THE doyenne of Countdown’s “Dictionary Corner”, Susie Dent, is backing a campaign for a refugee dictionary that will define “refugee” through thousands of stories, launched by the UN Refugee Agency’s UK charity to mark the 70th anniversary of the UN Refugee Convention. Anglican archbishops have contributed their own definitions.
Article 1 of the Convention defines a refugee as “a person who is outside his/her country of nationality or habitual residence; has a well-founded fear of persecution because of his/her race, religion, nationality, membership in a particular social group or political opinion; and is unable or unwilling to avail himself/herself of the protection of that country, or to return there, for fear of persecution.”

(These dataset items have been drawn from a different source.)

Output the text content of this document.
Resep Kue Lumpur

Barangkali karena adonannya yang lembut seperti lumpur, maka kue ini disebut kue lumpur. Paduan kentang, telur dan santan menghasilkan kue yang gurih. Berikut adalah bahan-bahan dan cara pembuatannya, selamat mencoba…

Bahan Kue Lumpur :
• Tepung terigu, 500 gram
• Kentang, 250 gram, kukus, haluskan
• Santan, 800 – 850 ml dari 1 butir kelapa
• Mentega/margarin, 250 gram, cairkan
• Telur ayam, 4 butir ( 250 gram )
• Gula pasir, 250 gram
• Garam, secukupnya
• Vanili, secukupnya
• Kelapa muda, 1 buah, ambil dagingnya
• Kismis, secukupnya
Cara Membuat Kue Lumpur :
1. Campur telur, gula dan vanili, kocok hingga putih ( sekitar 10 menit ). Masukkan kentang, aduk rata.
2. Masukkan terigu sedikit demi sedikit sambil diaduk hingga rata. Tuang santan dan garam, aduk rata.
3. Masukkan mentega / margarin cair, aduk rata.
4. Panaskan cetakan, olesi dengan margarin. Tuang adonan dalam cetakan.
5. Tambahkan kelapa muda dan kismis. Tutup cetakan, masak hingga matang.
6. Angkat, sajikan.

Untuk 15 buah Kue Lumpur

The aim of the refugee dictionary is to “remind us of the rich tapestry of stories and futures made possible because of this significant human-rights convention and celebrate the UK’s proud tradition of giving refuge by inviting the public to join in”, a press release from UK for UNHCR says. “Refugees aren’t confined or defined by one word but are individuals with myriad rich stories, hopes and lives.” All are welcome to take part.
For the Archbishop of Canterbury, a refugee is someone “made in the divine image of the God who Himself knew persecution and homelessness”. His predecessor Lord Williams noted that a refugee was “someone who asks us, ‘Are you at home enough with yourselves to let me be at home with you?’” The Archbishop of York, the Most Revd Stephen Cottrell, described a refugee as “any of us, if life’s securities shatter. It is me tomorrow if freedoms end.”
Ms Dent’s definition was “the mother who sees her child find their smile again, free of turmoil, full of hope”.
Other contributors include the first female Syrian refugee pilot and UNHCR goodwill ambassador, Maya Ghazal.
The book will be published on 28 July.